Oleh sebab itu pada 2020 organisasi-organisasi masyarakat sipil dan aktivis politik mengorganisasi penolakan atas evaluasi UU Otsus dan perpanjangannya. Pada Juli 2020, terbentuklah Petisi Rakyat Papua (PRP) yang awalnya didukung oleh 16 kelompok. Mei 2021, PRP menyatakan telah menerima lebih dari 700.000 tanda tangan penolakan perpanjangan Otsus. PRP membantah klaim Jakarta yang mengatakan bahwa Otsus berhasil menyejahterakan dan
mengikutsertakan orang asli West Papua
dalam memerintah wilayah mereka.

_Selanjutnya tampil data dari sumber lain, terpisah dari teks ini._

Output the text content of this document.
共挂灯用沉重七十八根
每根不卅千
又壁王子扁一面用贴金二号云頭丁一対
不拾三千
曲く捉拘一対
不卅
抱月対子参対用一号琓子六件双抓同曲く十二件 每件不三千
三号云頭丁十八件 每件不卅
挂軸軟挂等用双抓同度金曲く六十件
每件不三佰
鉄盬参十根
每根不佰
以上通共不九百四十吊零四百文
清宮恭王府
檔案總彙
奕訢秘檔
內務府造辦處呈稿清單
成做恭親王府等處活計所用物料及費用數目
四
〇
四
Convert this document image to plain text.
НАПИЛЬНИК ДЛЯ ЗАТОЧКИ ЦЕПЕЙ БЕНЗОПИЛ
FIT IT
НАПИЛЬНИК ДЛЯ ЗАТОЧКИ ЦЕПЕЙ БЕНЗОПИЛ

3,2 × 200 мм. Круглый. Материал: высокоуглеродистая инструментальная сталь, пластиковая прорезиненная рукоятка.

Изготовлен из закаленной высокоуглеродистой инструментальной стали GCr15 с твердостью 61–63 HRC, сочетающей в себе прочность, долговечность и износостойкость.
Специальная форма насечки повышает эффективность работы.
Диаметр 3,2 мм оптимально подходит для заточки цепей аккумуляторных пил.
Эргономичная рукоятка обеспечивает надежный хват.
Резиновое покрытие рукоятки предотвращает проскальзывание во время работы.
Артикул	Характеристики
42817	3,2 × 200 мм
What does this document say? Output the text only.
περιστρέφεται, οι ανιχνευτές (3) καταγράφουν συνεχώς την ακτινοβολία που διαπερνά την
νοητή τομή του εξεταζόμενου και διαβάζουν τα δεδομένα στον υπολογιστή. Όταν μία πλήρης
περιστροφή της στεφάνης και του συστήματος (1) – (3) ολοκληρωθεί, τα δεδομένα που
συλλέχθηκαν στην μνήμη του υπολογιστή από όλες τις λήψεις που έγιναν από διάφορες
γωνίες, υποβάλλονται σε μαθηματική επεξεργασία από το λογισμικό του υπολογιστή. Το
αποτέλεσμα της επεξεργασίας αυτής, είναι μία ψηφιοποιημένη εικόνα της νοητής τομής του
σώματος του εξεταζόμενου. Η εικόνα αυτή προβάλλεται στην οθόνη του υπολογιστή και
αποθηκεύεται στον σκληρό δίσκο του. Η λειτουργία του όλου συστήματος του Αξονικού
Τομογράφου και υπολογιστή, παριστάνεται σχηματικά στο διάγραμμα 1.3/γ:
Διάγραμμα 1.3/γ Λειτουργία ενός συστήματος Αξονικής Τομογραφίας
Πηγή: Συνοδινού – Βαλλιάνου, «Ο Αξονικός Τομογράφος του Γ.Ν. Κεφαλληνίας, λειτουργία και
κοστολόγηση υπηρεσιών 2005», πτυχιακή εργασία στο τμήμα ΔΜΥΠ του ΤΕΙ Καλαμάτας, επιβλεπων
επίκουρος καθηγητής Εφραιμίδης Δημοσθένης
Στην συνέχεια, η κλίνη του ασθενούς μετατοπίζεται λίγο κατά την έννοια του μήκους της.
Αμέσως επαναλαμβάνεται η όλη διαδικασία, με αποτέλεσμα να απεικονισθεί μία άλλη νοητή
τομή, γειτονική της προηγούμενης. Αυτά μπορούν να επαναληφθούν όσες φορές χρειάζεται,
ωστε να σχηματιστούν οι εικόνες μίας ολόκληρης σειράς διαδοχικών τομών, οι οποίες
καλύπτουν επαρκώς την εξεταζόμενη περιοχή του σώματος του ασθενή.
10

PRP juga menunjukkan keberatan atas meningkatnya militerisasi di West Papua dan menuntut Pemerintah Indonesia segera berhenti “mereduksi persoalan-persoalan pokok rakyat West Papua ke dalam pembahasan dana Otsus.” Mereka dan kelompok-kelompok lain keberatan atas disingkirkannya rakyat West Papua dari pembahasan Otsus. Evaluasi UU
Otsus, misalnya, harus melalui Majelis Rakyat Papua (MRP) dan Dewan Perwakilan Rakyat Papua (DPRP). Pemerintah mengklaim bahwa lembaga-lembaga itu sudah representatif, tapi sebagian kalangan berpendapat bahwa kelompok-kelompok pro-kemerdekaan tidak dilibatkan Indonesia diatas tanah west Papua.
Presiden Jokowi mengizinkan militer
memperluas struktur teritorialnya dengan
membangun dua komando daerah militer
(kodam) baru, salah satunya di Provinsi Papua Barat. Pihak militer mengklaim bahwa hal ini diperlukan dalam rangka melawan gerakan perlawanan Papua, Tentara Pembebasan Nasional Papua Barat (TPNPB). Namun, TPNPB tidak hadir dalam jumlah yang signifikan di Provinsi Papua barat.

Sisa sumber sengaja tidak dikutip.